Although the described exemplary embodiments disclosed herein focus on a computer-based method, system, architecture, apparatus, and program code for optimizing parameters of a system by using a gradient boosting surrogate model to select the best simplex subspace to split and to select which candidate point inside the selected simplex subspace to evaluate next, the present invention is not necessarily limited to the example embodiments illustrate herein and may be applied to any parameter tuning or optimization system. Thus, the particular embodiments disclosed above are illustrative only and should not be taken as limitations upon the present invention, as the invention may be modified and practiced in different but equivalent manners apparent to those skilled in the art having the benefit of the teachings herein. Accordingly, the foregoing description is not intended to limit the invention to the particular form set forth, but on the contrary, is intended to cover such alternatives, modifications and equivalents as may be included within the spirit and scope of the invention as defined by the appended claims so that those skilled in the art should understand that they can make various changes, substitutions and alterations without departing from the spirit and scope of the invention in its broadest form.

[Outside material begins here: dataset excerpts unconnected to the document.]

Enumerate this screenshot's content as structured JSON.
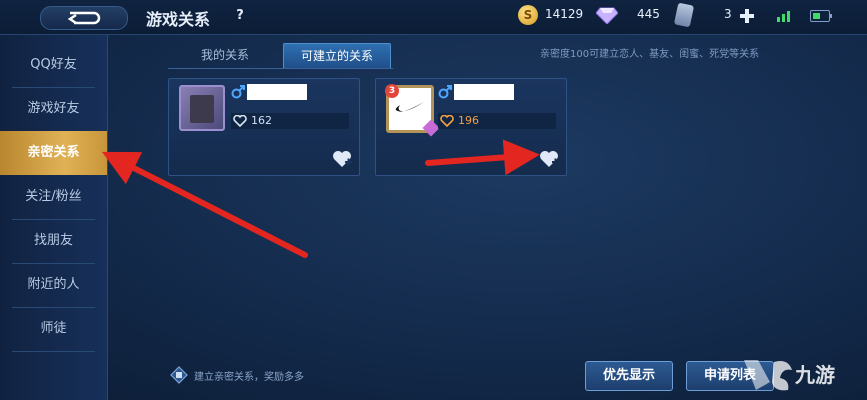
{
  "header": {
    "title": "游戏关系",
    "help_label": "?",
    "gold_symbol": "S",
    "gold": "14129",
    "diamonds": "445",
    "tickets": "3"
  },
  "sidebar": {
    "items": [
      {
        "label": "QQ好友"
      },
      {
        "label": "游戏好友"
      },
      {
        "label": "亲密关系"
      },
      {
        "label": "关注/粉丝"
      },
      {
        "label": "找朋友"
      },
      {
        "label": "附近的人"
      },
      {
        "label": "师徒"
      }
    ],
    "active_index": 2
  },
  "tabs": [
    {
      "label": "我的关系"
    },
    {
      "label": "可建立的关系"
    }
  ],
  "hint": "亲密度100可建立恋人、基友、闺蜜、死党等关系",
  "cards": [
    {
      "gender": "male",
      "intimacy": "162",
      "heart_color": "#d9e4f2"
    },
    {
      "gender": "male",
      "intimacy": "196",
      "heart_color": "#f2a14a",
      "rank_badge": "3"
    }
  ],
  "footer": {
    "tip": "建立亲密关系，奖励多多",
    "priority_button": "优先显示",
    "requests_button": "申请列表"
  },
  "watermark": "九游",
  "colors": {
    "accent_gold": "#e0b256",
    "arrow_red": "#e3261f",
    "button_border": "#6d9fd6"
  }
}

Benefits, other advantages, and solutions to problems have been described above with regard to specific embodiments. However, the benefits, advantages, solutions to problems, and any element(s) that may cause any benefit, advantage, or solution to occur or become more pronounced are not to be construed as a critical, required, or essential feature or element of any or all the claims. As used herein, the terms “comprises,” “comprising,” or any other variation thereof, are intended to cover a non-exclusive inclusion, such that a process, method, article, or apparatus that comprises a list of elements does not include only those elements but may include other elements not expressly listed or inherent to such process, method, article, or apparatus.